Joe Biden’s Border Policy, Explained
The Democrat would make it easier for some refugees to apply, but disqualify illegal aliens from asylum.
Immigrants who enter the United States illegally may soon be disqualified from applying for asylum.
President Joe Biden proposed the change after a record illegal border crossings were counted in the fiscal year that ended in September: 2.4 million, up from 1.7 million a year earlier.
By refusing asylum to some immigrants altogether, Biden would go further than his Republican predecessor. Donald Trump returned applicants to Mexico, where they had to wait for months or even years while their asylum request was reviewed.

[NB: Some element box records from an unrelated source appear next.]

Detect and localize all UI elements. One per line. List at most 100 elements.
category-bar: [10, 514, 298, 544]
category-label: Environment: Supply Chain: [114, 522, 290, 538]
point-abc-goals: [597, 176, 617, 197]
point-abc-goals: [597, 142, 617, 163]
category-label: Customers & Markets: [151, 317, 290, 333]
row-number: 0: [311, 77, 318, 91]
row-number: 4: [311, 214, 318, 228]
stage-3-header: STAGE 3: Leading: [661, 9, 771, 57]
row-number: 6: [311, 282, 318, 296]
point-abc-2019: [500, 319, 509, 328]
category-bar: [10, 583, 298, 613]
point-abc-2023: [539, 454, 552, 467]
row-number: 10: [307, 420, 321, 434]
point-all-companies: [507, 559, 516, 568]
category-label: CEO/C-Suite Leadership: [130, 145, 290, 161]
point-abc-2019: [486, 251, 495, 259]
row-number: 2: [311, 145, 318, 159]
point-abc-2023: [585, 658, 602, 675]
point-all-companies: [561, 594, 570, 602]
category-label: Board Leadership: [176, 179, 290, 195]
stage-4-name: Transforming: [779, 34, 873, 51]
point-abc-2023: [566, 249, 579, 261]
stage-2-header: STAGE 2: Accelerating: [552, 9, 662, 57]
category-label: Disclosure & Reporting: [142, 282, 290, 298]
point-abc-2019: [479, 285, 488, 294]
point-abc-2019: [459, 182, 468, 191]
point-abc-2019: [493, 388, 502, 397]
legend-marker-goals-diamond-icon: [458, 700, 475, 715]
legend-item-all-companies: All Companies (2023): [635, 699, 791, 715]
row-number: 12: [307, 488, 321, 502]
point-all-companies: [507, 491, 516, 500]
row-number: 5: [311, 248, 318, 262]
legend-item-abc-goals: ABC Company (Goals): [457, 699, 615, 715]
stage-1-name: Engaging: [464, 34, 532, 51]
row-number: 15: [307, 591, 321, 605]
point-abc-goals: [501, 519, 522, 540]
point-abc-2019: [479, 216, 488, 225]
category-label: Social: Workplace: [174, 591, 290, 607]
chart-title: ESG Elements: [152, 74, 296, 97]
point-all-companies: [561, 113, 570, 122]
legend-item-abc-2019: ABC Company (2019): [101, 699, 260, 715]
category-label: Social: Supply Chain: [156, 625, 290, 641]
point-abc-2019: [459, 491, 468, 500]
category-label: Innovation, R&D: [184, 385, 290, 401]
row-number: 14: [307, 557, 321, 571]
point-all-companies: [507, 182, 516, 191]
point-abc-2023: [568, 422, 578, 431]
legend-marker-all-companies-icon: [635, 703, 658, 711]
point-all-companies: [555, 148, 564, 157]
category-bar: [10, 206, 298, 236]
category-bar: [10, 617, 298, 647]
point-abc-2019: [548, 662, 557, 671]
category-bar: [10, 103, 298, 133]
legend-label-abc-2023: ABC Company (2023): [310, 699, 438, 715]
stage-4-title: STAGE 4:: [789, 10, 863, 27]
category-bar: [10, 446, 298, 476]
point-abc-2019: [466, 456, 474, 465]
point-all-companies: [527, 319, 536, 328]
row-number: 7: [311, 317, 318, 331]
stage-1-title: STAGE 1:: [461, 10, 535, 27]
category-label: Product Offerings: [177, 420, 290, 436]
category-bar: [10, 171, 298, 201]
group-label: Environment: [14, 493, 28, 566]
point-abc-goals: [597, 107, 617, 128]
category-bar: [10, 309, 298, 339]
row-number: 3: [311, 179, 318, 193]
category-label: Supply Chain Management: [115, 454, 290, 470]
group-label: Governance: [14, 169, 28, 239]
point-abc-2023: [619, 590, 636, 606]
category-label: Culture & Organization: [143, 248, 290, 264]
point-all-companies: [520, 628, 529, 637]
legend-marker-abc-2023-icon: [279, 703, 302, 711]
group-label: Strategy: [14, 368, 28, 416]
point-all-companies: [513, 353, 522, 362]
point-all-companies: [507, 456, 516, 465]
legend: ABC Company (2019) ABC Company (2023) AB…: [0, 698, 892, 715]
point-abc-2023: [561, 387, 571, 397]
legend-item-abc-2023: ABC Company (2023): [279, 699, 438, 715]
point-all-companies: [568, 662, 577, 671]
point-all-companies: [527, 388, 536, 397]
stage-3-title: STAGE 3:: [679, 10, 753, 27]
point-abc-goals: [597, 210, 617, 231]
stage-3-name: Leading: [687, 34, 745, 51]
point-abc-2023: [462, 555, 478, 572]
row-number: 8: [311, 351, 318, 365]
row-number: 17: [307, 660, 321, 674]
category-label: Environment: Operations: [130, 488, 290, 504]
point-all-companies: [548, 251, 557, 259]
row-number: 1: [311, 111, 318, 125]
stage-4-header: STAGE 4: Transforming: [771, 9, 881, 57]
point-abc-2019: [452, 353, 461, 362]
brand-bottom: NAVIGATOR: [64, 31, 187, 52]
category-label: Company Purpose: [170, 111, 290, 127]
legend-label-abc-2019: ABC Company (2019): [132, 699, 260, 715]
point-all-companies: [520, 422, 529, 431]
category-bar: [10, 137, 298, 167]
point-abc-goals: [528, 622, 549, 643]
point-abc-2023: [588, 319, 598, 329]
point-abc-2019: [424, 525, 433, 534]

Biden would also speed up deportations of illegal aliens who have not applied for asylum.
Unlike Trump, the Democrat is at the same time making it easier for specific groups of refugees to come to America.
Polls compel Biden to act
Illegal immigration undermines public support for legal immigration.
Half of Americans compare the record border crossings to an “invasion”. According to Gallup, only 28 percent are satisfied with the current level of immigration; the lowest in a decade. 63 percent are dissatisfied. (Although 8 percent are dissatisfied because they think immigration is too low.)

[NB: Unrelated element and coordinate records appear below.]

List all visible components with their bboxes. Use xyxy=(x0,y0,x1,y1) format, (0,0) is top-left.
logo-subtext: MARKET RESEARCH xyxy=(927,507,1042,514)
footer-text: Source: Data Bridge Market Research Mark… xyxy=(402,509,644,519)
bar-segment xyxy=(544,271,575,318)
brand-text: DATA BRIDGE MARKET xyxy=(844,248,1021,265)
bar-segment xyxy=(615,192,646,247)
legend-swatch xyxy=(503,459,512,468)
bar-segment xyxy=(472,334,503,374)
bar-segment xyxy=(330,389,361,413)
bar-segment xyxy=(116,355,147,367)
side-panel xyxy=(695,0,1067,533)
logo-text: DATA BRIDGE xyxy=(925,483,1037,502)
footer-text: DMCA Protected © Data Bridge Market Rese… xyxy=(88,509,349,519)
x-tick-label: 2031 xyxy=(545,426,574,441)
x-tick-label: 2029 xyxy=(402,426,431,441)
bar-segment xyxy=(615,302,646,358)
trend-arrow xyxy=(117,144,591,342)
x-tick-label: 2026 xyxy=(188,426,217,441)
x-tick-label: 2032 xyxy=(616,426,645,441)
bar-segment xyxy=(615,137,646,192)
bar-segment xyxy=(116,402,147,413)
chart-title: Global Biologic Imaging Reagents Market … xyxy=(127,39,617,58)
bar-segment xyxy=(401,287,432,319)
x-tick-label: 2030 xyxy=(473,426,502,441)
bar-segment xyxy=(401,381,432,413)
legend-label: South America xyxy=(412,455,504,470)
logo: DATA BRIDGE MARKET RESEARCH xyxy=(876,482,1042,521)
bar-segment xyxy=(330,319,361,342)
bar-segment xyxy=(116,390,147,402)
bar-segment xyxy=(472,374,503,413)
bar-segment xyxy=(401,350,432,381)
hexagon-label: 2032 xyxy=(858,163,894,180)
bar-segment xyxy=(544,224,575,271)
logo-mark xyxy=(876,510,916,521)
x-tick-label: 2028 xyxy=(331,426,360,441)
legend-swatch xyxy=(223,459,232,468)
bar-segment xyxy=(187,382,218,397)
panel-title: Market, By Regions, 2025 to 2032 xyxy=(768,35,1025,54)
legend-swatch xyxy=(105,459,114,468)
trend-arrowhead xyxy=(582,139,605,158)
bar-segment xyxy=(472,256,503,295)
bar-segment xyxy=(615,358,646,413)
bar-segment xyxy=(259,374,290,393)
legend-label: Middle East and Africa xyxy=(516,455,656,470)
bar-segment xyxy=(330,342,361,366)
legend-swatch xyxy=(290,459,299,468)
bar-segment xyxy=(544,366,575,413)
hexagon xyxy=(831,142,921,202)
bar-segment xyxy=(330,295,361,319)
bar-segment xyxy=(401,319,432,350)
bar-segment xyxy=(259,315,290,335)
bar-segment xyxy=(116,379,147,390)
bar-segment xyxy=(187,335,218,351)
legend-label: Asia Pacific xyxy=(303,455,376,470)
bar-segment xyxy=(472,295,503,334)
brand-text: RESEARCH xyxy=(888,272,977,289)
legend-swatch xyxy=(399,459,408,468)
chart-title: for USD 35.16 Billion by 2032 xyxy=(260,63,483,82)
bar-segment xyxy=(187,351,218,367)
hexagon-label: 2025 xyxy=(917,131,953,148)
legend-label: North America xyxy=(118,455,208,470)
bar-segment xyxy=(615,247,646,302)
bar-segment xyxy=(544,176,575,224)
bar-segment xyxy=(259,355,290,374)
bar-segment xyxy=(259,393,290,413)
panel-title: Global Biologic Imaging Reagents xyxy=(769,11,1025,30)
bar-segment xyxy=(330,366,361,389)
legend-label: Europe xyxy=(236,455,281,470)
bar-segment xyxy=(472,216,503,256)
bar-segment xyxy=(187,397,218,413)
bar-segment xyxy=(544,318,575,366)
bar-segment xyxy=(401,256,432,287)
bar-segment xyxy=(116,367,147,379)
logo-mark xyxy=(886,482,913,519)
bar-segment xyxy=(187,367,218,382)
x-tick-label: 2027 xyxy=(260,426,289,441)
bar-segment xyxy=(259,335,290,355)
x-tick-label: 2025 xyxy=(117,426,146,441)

59 percent of voters told CBS News last year they feared Biden’s Democratic Party would “open the US-Mexico border.”
Why border crossings are up
That was never an accurate perception, but Biden repealed the most restrictive of Trump’s immigration policies:
Requiring asylum seekers to “remain in Mexico” while their application was pending.
Separating migrant children from their parents.
Banning nationals of various majority-Muslim countries, Burma, Eritrea, North Korea and Tanzania from traveling to the United States.
Biden also upgraded the Deferred Action for Childhood Arrivals program, written as a policy memorandum under Barack Obama to allow migrants who were brought to the United States illegally as children to remain in the country, to a regulation.
And he extended “Temporary Protected Status” to nationals of Afghanistan, Burma, Cameroon, Ethiopia, Ukraine and Venezuela, allowing some 712,000 migrants to remain in the United States without legal residence or a visa.
Even proponents of liberal immigration reform, like Kathleen Bush-Joseph and Muzaffar Chishti of the Migration Policy Institute, recognize that the increase in illegal border crossings “may have been partly prompted by the administration’s actions elsewhere to shield immigrants from deportation and provide humanitarian protections, as migrants expected a warm welcome in the United States after four years of Trump.”
In addition to those “pull” factors, there are “push” factors in South America. The head of Customs and Border Protection at the time, Chris Magnus, last year blamed the “failing communist regimes” of Cuba, Nicaragua and Venezuela for causing hundreds of thousands of their citizens to flee.
Whereas previous emigration waves were caused by violence in the “Northern Triangle” of El Salvador, Guatemala and Honduras, more recently an estimated one in three migrants entering the United States illegally have been Cubans, Nicaraguans and Venezuelans fleeing economic deprivation.
Deportations are down
Biden has instructed Immigration and Customs Enforcement (ICE) to prioritize deporting recent border crossers and migrants who might pose a threat to public safety. That is a change from under Trump, when agents searched the whole country for illegal aliens.